Justice Department Updates Racial Profiling Rules–With Big Exceptions

By Julianne Hing Dec 08, 2014

Attorney General Eric Holder is set to announce new anti-racial profiling regulations today which will expand characteristics that federal law enforcement are barred from profiling to include gender, national origin, religion, sexual orientation and gender identity. The guidance applies to federal law enforcement and state and local police engaged in federal law-enforcement duties, but includes broad exceptions. Under the pretext of national security concerns, the Department of Homeland Security, which includes the Transportation Security Administration (TSA) and Customs and Border Patrol (CBP), will still be allowed to engage in profiling in the course of airport screening work and while engaged in activities "in the vicinity of the border and ICE enforcement ports of entry," according to the regulations, CBS reported.

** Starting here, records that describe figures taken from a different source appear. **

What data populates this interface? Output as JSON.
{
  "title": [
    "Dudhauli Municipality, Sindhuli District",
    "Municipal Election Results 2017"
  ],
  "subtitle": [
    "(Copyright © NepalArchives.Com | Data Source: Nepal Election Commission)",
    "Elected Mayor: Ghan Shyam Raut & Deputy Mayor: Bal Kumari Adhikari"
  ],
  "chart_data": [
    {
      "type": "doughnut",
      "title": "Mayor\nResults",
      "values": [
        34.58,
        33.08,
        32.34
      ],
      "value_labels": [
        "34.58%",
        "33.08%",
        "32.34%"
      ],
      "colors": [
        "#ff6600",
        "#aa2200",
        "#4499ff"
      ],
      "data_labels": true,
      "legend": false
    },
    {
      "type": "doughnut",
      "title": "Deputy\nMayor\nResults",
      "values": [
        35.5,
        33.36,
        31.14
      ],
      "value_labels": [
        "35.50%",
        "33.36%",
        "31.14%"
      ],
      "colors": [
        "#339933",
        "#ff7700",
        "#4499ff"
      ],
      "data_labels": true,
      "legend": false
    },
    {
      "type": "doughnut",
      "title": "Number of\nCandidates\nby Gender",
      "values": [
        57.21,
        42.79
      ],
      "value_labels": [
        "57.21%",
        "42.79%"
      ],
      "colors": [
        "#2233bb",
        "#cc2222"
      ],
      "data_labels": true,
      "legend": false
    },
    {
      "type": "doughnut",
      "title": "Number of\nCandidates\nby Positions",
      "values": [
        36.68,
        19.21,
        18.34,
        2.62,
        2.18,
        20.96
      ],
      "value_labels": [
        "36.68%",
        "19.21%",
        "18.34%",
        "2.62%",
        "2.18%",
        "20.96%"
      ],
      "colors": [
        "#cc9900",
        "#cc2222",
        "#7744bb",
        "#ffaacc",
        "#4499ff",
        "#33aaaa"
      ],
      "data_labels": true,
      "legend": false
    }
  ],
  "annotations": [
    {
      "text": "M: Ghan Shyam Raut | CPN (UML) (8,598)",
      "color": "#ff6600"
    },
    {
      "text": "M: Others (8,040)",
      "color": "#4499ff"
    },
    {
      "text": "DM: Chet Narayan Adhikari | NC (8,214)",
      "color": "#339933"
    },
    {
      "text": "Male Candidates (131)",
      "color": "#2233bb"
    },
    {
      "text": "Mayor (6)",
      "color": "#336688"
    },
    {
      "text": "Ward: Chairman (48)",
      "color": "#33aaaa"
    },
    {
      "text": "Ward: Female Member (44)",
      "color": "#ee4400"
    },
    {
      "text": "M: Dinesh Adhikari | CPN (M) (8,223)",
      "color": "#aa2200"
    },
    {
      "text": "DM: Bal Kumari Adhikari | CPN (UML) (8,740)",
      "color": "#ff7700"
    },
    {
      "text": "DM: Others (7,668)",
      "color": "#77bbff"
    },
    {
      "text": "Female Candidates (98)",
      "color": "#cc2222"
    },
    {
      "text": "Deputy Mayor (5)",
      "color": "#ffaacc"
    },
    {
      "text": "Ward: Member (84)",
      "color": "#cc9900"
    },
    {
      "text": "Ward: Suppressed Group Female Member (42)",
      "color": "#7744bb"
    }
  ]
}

The guidance is an update from the original, released in 2003 under then-Attorney General John Ashcroft, which only prohibited profiling by race and ethnicity. The updated guidance preserves exceptions for the Department of Homeland Security included in the 2003 policy.

Holder heralded the new regulations last week in a speech in Atlanta, saying that they would "help end racial profiling."

"Profiling by law enforcement is not only wrong, it is profoundly misguided and ineffective, because it wastes precious resources and undermines the public trust," Holder said ahead of the release of the regulations, MSNBC reported.

"Particularly in light of certain recent incidents we’ve seen at the local level–and the widespread concern about trust in the criminal justice process which so many have raised throughout the nation–it’s imperative that we take every possible action to institute strong and sound policing practices," Holder said.

Such wide exceptions for the Department of Homeland Security do "little to nothing to protect some minority populations that have to endure unfair targeting by law enforcement every day," Laura Murphy, legislative office director at ACLU Washington, said in a statement. The ACLU praised the gains but criticized the loopholes, such that altogether, "this Guidance is not an adequate response to the crisis of racial profiling in America."

"It’s baffling that even as the government recognizes that bias-based policing is patently unacceptable, it gives a green light for the FBI, TSA, and CBP to profile racial, religious and other minorities at or in the vicinity of the border and in certain national security contexts, and does not apply the Guidance to most state and local law enforcement," Murphy said.